Suppose we have documents like {_id: ..., data: ..., timestamp: ...}. Is there any way to write an update criteria which will satisfy following rules:
1) If there are no documents with the same _id then insert a document
2) If there exists a document with the same _id then:
2.1) If new timestamp greater then stored timestamp, then update data
2.2) Otherwise do nothing

In other words, we want to maintain only the latest version of data without any duplicates. If we receive updates out of order we should ignore those. Obviously, we want to do it atomically with a single DB request.

Solution

The solution relies on the fact that MongoDB by default creates a unique index for _id (you can use other fields with unique indexes too). We will use an update command (doc) with upsert option. If upsert: true, then mongo will create a new document with provided fields only if no document matched the query. Otherwise, if there was a match the document will be updated.

Here is what’s happening in the code below:

  • The first upsert will always succeed as there are no documents matching the query and there is no such _id in the DB. A new document will be inserted.
  • Second identical upsert will fail. Here is why. The query didn’t match anything because the same date can’t be less than itself: $lt : lastUpdateTime. Since there was no match, mongo tries to insert the document and fails with unique key violation error. That’s what we want.
  • Next we try to upsert with the date (tooOldToUpdate) older than in DB (lastUpdateTime). Again the query finds 0 documents and fails with the same reason as previous one.
  • Now we try with a date (newUpdateTime) that is newer than one in DB (lastUpdateTime). This time query finds the one and only match and update is performed.
  • We finally verify that update worked as intended with a query. Yay!
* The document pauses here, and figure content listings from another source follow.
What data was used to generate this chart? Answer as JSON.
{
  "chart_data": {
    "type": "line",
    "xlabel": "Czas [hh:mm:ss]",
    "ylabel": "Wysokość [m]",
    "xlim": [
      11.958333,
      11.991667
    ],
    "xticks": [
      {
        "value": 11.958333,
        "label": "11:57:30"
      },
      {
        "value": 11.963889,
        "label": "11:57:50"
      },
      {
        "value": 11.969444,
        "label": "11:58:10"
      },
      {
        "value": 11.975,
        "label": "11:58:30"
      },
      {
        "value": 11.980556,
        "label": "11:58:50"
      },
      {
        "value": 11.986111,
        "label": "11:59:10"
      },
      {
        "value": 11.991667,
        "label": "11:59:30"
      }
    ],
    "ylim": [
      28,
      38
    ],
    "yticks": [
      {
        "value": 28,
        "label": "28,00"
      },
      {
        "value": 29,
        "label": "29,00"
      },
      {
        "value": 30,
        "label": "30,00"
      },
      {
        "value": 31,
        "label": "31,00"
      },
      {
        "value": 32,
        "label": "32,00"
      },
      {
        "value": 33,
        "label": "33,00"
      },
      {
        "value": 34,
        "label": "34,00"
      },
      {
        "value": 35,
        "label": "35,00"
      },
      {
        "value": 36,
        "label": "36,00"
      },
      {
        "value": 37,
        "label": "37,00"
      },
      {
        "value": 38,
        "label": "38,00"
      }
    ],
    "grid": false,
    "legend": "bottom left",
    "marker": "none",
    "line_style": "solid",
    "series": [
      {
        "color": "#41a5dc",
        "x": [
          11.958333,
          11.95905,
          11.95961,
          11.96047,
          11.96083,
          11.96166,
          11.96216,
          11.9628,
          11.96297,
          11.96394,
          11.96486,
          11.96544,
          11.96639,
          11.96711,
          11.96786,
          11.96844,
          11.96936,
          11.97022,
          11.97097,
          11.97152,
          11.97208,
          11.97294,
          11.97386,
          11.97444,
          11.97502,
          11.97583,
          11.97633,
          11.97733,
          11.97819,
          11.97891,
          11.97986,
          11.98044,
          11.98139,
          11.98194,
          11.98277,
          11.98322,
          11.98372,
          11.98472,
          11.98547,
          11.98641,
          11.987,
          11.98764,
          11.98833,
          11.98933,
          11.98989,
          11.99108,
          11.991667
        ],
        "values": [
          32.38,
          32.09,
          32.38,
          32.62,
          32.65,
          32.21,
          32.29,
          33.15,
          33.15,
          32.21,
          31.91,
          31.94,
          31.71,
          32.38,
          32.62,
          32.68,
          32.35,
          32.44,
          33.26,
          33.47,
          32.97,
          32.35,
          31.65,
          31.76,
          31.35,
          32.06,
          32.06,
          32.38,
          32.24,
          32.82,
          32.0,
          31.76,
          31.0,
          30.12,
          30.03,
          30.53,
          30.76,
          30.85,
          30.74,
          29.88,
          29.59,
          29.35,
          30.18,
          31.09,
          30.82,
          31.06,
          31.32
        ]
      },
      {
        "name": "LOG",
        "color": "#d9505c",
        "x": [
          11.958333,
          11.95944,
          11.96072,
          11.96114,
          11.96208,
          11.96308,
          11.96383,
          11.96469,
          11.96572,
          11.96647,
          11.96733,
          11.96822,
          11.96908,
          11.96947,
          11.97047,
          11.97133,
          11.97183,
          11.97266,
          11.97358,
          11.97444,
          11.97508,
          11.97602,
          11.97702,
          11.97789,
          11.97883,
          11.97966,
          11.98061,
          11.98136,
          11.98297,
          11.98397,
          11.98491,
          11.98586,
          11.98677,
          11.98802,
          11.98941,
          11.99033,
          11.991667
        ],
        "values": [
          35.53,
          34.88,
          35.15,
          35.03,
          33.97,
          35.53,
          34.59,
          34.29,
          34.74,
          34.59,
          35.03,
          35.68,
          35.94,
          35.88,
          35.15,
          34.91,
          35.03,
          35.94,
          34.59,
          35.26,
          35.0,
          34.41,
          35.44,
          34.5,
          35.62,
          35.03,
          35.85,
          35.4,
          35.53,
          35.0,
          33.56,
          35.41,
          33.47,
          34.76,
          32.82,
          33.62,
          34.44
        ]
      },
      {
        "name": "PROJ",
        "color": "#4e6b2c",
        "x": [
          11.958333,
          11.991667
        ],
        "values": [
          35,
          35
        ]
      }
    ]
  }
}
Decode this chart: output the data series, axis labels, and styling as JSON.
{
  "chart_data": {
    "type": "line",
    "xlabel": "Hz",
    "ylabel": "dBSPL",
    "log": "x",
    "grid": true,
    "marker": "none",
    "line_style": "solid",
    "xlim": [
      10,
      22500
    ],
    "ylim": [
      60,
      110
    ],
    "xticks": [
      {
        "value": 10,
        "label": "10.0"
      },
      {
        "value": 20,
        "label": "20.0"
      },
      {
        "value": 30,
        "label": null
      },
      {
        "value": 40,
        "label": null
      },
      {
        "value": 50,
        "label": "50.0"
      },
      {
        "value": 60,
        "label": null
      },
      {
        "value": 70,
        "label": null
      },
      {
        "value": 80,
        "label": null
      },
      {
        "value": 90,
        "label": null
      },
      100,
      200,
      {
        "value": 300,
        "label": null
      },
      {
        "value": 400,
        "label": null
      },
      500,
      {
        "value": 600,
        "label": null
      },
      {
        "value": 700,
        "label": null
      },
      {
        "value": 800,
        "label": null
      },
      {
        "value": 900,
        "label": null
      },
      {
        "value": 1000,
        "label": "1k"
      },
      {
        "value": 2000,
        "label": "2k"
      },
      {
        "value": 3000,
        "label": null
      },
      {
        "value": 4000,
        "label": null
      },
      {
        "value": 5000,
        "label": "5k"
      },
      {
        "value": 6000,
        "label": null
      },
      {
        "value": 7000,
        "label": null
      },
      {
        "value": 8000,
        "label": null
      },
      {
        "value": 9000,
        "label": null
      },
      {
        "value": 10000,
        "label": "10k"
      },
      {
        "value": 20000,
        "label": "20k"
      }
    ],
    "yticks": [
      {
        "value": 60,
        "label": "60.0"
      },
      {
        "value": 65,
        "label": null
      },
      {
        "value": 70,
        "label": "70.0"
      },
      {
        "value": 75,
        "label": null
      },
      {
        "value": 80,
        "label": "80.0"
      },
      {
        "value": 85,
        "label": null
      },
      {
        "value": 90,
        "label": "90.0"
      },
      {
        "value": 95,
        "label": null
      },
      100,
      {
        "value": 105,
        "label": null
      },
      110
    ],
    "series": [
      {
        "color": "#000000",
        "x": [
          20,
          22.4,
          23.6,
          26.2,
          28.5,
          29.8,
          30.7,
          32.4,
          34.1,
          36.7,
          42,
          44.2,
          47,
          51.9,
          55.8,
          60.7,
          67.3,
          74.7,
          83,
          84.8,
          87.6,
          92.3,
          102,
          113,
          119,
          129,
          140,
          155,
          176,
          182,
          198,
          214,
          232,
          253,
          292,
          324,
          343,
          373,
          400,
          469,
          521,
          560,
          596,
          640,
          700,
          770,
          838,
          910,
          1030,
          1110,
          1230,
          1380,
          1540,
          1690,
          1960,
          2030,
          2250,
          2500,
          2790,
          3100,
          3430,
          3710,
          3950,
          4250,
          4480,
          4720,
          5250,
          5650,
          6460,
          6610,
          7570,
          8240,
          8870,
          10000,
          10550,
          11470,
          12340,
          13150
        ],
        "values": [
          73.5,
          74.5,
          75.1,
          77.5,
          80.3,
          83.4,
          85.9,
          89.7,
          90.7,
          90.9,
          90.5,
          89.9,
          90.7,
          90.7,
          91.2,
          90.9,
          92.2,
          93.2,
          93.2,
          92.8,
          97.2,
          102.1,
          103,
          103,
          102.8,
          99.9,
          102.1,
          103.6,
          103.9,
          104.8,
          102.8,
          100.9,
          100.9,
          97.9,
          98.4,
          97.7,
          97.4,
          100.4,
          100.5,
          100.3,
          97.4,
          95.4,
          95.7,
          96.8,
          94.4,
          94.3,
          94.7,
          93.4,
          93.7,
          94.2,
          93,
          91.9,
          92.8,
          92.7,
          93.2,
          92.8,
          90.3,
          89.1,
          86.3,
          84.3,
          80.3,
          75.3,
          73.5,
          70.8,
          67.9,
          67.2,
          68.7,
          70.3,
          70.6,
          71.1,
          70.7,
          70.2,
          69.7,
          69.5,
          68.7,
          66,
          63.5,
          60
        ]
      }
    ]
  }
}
Profit!
> var lastUpdateTime = ISODate("2013-09-10")
> var newUpdateTime = ISODate("2013-09-12")
>
> lastUpdateTime
ISODate("2013-09-10T00:00:00Z")
> newUpdateTime
ISODate("2013-09-12T00:00:00Z")
>
> var id = new ObjectId()
> id
ObjectId("52310502f3bf4823f81e7fc9")
>
> // collection is empty, first update will do insert:
> db.testcol.update(
... {"_id" : id, "ts" : { $lt : lastUpdateTime } },
... { $set: { ts: lastUpdateTime, data: 123 } },
... { upsert: true, multi: false }
... );
>
> db.testcol.find()
{ "_id" : ObjectId("52310502f3bf4823f81e7fc9"), "data" : 123, "ts" : ISODate("2013-09-10T00:00:00Z") }
>
> // try one more time to check that nothing happens (due to error):
> db.testcol.update(
... {"_id" : id, "ts" : { $lt : lastUpdateTime } },
... { $set: { ts: lastUpdateTime, data: 123 } },
... { upsert: true, multi: false }
... );
E11000 duplicate key error index: test.testcol.$_id_ dup key: { : ObjectId('52310502f3bf4823f81e7fc9') }
>
> var tooOldToUpdate = ISODate("2013-09-09")
>
> // update does not happen because query condition does not match
> // and mongo tries to insert with the same id (and fails with dup again):
> db.testcol.update(
... {"_id" : id, "ts" : { $lt : tooOldToUpdate } },
... { $set: { ts: tooOldToUpdate, data: 999 } },
... { upsert: true, multi: false }
... );
E11000 duplicate key error index: test.testcol.$_id_ dup key: { : ObjectId('52310502f3bf4823f81e7fc9') }
>
> // now query cond actually matches, so update rather than insert happens which works
> // as expected:
> db.testcol.update(
... {"_id" : id, "ts" : { $lt : newUpdateTime } },
... { $set: { ts: newUpdateTime, data: 999 } },
... { upsert: true, multi: false }
... );
>
> // check that everything worked:
> db.testcol.find()
{ "_id" : ObjectId("52310502f3bf4823f81e7fc9"), "data" : 999, "ts" : ISODate("2013-09-12T00:00:00Z") }
>

One inconvenience is that we get those pesky errors. However, they are cheap and safe so we can simply ignore them.

Disclaimer

MongoDB has evolved a lot since I’ve started using it somewhere in 2011. They keep adding new operators and features to help developers with complex queries. Some of the patterns need to be revisited once in a while to check if there are better ways to do things. If you find an improvement that really works let me know.